I figured this would be the last good beach weekend of the summer. This thought was particularly sad for me this year for, while in previous years I barely made it out to the shore at all, this past summer it was a several times weekly event for swimming, lounging, kayaking and the general, all around, splashing and fooling around type beachery. It will be 9 long months of 60 degree weather before it's summer again. Very difficult indeed. So I made the best of this weekend, spending nearly all of it on the beach. Saturday was four hours of lying around with my friend, going for walks and, on my own since she is afraid of the water, splashing around in the waves. Good fun.

This morning I rose at no hour later than six in the morning in order to get to the shores just after seven to stake out a fire pit for Stephie B's birthday festivities. While the party wasn't until five in the evening, the fire pits are first come first serve, and the life guard estimated I'd need to be there between seven and eight to reserve one. So there I was, fully clothed, a little sunburned from the day before, sitting in my lounge chair with my book and towel, camped out by a nice pit and waiting... and waiting... and waiting. By nine relief showed up to drop off OJ and the Sunday Times (and to get the hard to reach spot on my back with the sunscreen), and by ten a beach canopy arrived, so I had shade. I read. I napped. It was hard work, but well worth it. By the time we had a full continent of people, it was four and time for the bonfire. By seven we had hot coals and it was time to enact Stephie's birthday plan: paella making on the beach in giant, Spanish style skillets.

Every-bit worth the wait.

Thursday, September 14, 2006

Scariest Quote Ever

From Reuters today:

"Teams at the University of Pittsburgh Medical Center and at Duke University have built arm devices that monkeys can power with their thoughts alone."


Holy Shit! We've built psychic monkeys with bionic arms! Have we no sense?

Thursday, September 07, 2006

Shit.

I will publish this someday. Someday when I'm feeling better and this really is something I can look back on and be OK about, I'll hit the button, and this post will take its place among the others, as if it had always been there. For tonight though, I'm going to write it and save it, and go crawl under the covers for a while.
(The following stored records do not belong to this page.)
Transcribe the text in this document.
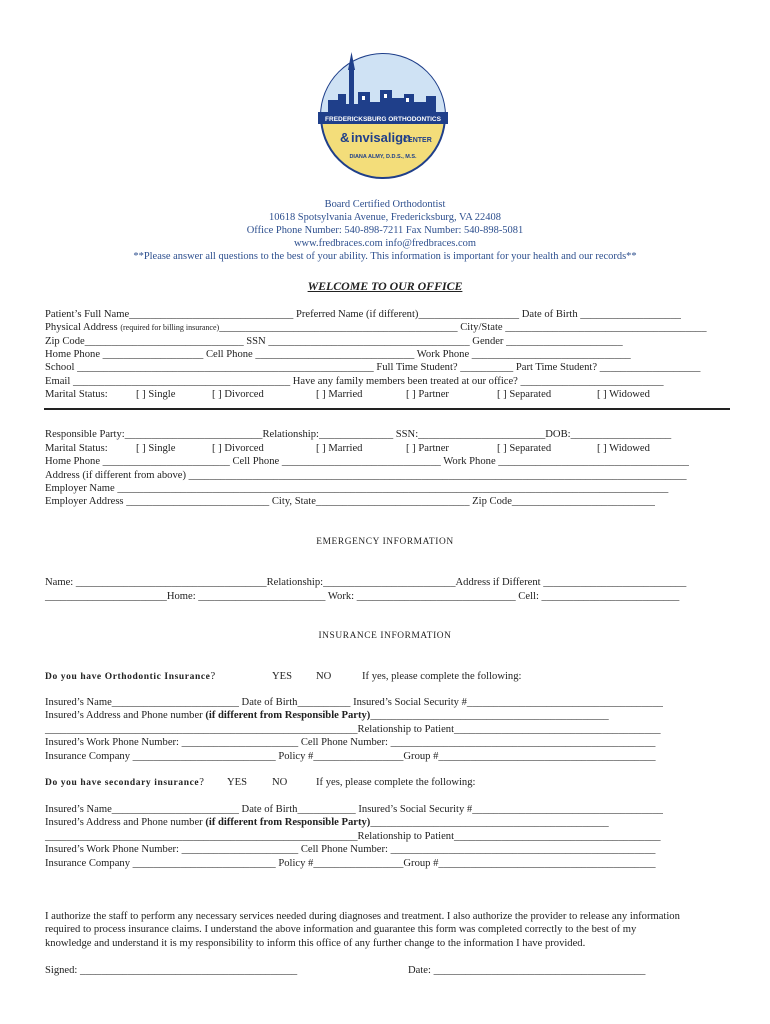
FREDERICKSBURG ORTHODONTICS
& invisalign
CENTER
DIANA ALMY, D.D.S., M.S.
Board Certified Orthodontist
10618 Spotsylvania Avenue, Fredericksburg, VA 22408
Office Phone Number: 540-898-7211 Fax Number: 540-898-5081
www.fredbraces.com info@fredbraces.com
**Please answer all questions to the best of your ability. This information is important for your health and our records**
WELCOME TO OUR OFFICE
Patient’s Full Name_______________________________ Preferred Name (if different)___________________ Date of Birth ___________________
Physical Address (required for billing insurance)_____________________________________________ City/State ______________________________________
Zip Code______________________________ SSN ______________________________________ Gender ______________________
Home Phone ___________________ Cell Phone ______________________________ Work Phone ______________________________
School ________________________________________________________ Full Time Student? __________ Part Time Student? ___________________
Email _________________________________________ Have any family members been treated at our office? ___________________________
Marital Status:	[ ] Single	[ ] Divorced	[ ] Married	[ ] Partner	[ ] Separated	[ ] Widowed
Responsible Party:__________________________Relationship:______________ SSN:________________________DOB:___________________
Marital Status:	[ ] Single	[ ] Divorced	[ ] Married	[ ] Partner	[ ] Separated	[ ] Widowed
Home Phone ________________________ Cell Phone ______________________________ Work Phone ____________________________________
Address (if different from above) ______________________________________________________________________________________________
Employer Name ________________________________________________________________________________________________________
Employer Address ___________________________ City, State_____________________________ Zip Code___________________________
EMERGENCY INFORMATION
Name: ____________________________________Relationship:_________________________Address if Different ___________________________
_______________________Home: ________________________ Work: ______________________________ Cell: __________________________
INSURANCE INFORMATION
Do you have Orthodontic Insurance?	YES NO	If yes, please complete the following:
Insured’s Name________________________ Date of Birth__________ Insured’s Social Security #_____________________________________
Insured’s Address and Phone number (if different from Responsible Party)_____________________________________________
___________________________________________________________Relationship to Patient_______________________________________
Insured’s Work Phone Number: ______________________ Cell Phone Number: __________________________________________________
Insurance Company ___________________________ Policy #_________________Group #_________________________________________
Do you have secondary insurance? YES NO	If yes, please complete the following:
Insured’s Name________________________ Date of Birth___________ Insured’s Social Security #____________________________________
Insured’s Address and Phone number (if different from Responsible Party)_____________________________________________
___________________________________________________________Relationship to Patient_______________________________________
Insured’s Work Phone Number: ______________________ Cell Phone Number: __________________________________________________
Insurance Company ___________________________ Policy #_________________Group #_________________________________________
I authorize the staff to perform any necessary services needed during diagnoses and treatment. I also authorize the provider to release any information
required to process insurance claims. I understand the above information and guarantee this form was completed correctly to the best of my
knowledge and understand it is my responsibility to inform this office of any further change to the information I have provided.
Signed: _________________________________________	Date: ________________________________________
I remember reading somewhere--I don't know where-- about love and about breakups and how sometimes they can big noisy and fiery and sometimes they can be cold and terrible or easy and quick and about how sometimes you just hold each other for a really long time and cry until it's time to go. I'd had all but the last kind, until tonight. We talked for a long time, agreeing that as much as we wanted them to be, things just weren't right. We listened and didn't yell or get upset or accuse. Our conversations wound around themselves until eventually, inevitably, we agreed that we were stuck in a place we didn't want to be and there was only one way out. Then we held on to one another some more, and we cried and I realized that, as well as it had gone, which is to say, as well as this sort of thing possibly could go, when she left, it was going to break my fucking heart. So we kept on holding, and crying a little and talking about what was next. Then she left, and it did.